All I wanted was to be out of there, miles away on the back of a good horse, riding for home.

“Here.” I walked toward them with the key held out. “Take it.”

Hennan looked at me with furious eyes, giving me that same mad look Snorri was wont to offer up at the worst possible times.

“Take it!” I made a snarl of the order and stepped out through the doorway. Even so, and with Edris twisting his hand still tighter into the boy’s hair, I didn’t think Hennan was going to accept it. And then he did.

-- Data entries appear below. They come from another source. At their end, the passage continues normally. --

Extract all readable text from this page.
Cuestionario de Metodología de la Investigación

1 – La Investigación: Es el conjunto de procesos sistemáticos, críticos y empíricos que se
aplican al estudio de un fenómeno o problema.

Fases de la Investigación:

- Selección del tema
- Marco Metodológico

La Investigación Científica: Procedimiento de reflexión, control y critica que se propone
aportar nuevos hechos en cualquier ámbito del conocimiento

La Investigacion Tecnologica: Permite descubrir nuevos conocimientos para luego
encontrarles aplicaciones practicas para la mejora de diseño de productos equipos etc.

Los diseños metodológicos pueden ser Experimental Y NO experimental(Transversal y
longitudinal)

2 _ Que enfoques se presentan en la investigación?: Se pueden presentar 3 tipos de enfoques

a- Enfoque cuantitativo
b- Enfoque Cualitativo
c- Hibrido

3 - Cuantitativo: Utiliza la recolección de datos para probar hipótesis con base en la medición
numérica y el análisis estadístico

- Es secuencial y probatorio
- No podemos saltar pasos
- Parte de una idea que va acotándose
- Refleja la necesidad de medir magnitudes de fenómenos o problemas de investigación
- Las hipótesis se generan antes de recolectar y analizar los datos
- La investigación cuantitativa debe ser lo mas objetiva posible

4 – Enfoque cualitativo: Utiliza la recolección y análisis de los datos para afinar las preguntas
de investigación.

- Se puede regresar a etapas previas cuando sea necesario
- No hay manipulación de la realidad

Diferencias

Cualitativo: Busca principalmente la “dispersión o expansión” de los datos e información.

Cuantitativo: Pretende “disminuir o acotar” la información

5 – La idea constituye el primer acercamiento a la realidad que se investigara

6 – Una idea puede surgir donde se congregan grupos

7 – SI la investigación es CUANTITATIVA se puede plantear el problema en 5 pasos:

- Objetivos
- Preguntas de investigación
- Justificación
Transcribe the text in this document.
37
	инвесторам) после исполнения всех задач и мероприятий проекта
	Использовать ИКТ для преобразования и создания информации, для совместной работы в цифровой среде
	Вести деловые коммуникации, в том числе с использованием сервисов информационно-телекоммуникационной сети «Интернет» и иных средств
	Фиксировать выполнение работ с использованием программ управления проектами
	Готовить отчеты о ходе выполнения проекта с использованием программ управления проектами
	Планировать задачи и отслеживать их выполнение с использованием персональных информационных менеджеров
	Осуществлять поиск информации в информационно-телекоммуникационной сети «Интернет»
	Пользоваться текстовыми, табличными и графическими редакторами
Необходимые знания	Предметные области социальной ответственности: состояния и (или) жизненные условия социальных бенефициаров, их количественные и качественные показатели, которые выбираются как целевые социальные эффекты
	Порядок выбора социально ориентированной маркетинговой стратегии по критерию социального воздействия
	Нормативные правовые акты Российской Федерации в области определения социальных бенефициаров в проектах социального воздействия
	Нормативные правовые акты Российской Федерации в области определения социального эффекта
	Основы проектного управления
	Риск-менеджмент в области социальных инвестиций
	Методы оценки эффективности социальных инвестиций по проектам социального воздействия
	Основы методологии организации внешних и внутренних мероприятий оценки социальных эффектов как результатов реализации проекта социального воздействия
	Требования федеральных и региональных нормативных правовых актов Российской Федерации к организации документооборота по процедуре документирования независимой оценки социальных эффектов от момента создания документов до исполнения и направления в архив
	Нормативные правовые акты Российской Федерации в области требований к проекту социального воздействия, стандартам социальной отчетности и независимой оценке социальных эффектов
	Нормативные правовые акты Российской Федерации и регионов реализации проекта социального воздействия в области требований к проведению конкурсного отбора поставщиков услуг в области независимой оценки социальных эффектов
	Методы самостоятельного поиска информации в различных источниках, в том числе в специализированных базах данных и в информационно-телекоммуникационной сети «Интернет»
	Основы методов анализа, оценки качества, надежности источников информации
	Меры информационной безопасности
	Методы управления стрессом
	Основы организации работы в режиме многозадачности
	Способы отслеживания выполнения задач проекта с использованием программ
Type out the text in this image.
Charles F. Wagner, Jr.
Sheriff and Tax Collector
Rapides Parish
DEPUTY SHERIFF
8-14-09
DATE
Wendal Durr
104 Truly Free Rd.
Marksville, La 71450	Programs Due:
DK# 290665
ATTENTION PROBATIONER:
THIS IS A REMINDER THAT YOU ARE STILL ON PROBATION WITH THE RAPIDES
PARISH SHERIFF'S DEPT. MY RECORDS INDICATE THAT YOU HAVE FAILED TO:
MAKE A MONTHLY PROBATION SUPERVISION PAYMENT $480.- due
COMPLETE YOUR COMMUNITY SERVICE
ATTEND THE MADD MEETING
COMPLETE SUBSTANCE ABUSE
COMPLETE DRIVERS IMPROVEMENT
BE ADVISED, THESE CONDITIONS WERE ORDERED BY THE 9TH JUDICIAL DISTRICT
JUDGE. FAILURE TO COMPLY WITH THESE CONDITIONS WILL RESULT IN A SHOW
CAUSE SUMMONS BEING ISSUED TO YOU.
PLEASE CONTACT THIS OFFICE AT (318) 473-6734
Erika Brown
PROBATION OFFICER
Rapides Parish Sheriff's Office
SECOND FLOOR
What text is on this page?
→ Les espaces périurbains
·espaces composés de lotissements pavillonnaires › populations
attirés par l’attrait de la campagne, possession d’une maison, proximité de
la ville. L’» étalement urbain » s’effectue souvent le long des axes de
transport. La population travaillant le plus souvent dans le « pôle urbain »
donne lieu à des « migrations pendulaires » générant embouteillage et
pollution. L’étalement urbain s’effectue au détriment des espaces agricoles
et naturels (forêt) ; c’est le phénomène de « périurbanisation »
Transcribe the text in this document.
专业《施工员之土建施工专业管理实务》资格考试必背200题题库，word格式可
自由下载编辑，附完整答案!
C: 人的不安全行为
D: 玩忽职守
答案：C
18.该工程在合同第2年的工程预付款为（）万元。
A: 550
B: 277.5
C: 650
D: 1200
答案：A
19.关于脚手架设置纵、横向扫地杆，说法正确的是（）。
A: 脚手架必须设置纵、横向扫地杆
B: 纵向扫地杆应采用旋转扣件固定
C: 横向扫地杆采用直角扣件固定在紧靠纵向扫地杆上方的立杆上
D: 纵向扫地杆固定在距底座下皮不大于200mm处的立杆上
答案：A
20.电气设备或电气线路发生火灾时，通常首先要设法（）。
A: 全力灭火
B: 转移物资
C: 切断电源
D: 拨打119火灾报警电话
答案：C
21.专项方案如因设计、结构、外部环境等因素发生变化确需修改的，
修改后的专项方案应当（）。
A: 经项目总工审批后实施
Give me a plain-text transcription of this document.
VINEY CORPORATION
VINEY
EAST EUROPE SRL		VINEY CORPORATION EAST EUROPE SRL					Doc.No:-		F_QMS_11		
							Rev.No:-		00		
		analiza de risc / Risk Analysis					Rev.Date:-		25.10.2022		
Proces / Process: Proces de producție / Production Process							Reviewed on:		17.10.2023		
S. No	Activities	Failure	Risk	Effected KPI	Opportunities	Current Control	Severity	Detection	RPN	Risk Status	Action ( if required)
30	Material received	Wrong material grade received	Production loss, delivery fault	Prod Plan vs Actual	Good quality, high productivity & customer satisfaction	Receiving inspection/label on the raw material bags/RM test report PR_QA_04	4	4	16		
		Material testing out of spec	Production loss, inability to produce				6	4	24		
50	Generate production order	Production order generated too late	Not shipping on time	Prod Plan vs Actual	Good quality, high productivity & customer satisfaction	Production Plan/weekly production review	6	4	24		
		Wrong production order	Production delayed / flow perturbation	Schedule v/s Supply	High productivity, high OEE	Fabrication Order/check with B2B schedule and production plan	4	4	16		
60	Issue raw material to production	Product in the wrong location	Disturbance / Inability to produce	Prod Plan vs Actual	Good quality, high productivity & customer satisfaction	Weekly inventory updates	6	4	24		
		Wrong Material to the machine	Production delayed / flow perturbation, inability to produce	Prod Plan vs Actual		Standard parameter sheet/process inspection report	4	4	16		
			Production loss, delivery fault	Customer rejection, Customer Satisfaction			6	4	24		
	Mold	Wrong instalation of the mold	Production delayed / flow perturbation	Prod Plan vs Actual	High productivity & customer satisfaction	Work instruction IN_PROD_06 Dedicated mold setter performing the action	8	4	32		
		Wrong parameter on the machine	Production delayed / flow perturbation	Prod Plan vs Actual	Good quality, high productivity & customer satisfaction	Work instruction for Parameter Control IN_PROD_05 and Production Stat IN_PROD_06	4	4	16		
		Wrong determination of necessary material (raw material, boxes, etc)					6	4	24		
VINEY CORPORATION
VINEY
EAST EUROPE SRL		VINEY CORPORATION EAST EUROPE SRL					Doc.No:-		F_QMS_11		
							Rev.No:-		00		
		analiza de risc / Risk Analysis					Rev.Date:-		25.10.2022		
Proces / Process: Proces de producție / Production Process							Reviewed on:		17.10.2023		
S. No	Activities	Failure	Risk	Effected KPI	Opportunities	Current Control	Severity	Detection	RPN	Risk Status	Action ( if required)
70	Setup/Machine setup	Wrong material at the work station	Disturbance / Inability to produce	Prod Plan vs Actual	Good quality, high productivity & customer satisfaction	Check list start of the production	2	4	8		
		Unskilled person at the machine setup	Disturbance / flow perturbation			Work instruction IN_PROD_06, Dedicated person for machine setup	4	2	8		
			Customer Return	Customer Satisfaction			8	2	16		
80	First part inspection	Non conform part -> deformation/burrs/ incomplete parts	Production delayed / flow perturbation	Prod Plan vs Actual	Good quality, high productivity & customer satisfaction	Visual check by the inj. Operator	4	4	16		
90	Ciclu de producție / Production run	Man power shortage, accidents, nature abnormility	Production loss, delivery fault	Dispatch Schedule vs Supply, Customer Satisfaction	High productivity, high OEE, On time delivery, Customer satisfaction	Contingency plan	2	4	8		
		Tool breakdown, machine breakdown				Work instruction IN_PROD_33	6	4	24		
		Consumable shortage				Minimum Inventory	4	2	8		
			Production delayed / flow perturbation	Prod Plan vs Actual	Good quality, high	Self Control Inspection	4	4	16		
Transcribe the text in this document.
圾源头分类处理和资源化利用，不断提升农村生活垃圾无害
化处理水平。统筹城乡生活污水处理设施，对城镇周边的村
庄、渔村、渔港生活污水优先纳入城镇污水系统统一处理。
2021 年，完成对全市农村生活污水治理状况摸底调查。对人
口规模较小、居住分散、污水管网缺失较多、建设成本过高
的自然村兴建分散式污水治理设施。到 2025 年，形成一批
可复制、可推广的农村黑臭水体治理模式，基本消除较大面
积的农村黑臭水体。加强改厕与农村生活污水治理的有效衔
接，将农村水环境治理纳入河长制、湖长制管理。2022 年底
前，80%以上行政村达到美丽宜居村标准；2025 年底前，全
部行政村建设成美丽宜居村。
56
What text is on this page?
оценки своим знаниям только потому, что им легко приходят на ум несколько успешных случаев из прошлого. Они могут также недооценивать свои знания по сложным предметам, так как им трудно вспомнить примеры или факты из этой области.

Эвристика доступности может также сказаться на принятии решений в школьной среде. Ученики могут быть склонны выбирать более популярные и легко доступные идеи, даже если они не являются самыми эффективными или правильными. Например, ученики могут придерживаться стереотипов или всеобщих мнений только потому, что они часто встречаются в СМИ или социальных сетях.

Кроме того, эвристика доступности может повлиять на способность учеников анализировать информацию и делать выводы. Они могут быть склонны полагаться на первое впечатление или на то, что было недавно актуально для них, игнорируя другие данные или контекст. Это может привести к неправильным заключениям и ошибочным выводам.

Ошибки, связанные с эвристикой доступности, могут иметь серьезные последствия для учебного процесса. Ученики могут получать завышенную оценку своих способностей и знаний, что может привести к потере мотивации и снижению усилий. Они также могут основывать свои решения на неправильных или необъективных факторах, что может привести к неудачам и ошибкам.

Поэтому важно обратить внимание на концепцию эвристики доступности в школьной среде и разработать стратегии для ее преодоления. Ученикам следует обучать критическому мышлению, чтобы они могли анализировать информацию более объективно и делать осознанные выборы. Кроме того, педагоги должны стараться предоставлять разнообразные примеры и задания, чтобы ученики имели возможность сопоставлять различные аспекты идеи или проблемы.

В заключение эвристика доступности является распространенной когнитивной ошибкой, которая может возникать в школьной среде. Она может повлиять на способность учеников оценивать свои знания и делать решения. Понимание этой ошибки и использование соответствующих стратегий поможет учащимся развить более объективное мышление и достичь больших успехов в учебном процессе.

Hennan snatched the key from me and I slumped, relief washing over me. I saw that look come over the boy, eyes widening as the thing fed its poisons into him, opening doors in his mind, filling him with whatever visions and lies it had stored up for Hennan Vale.

“No!” And in one sharp motion Hennan tossed the key past me, into Tuttugu’s cell.

I found myself lunging at Edris, the point of my blade driving at the place his smile had fallen from. He proved quick-damn quick-managing to raise his sword and deflect my thrust. I may have nicked the lobe of his ear as the blow slipped past. Hennan spun away, leaving plenty of hair in Edris’s grip, but the boy slipped, struck his head against the wall and tumbled on to collapse boneless somewhere in the dark length of the corridor.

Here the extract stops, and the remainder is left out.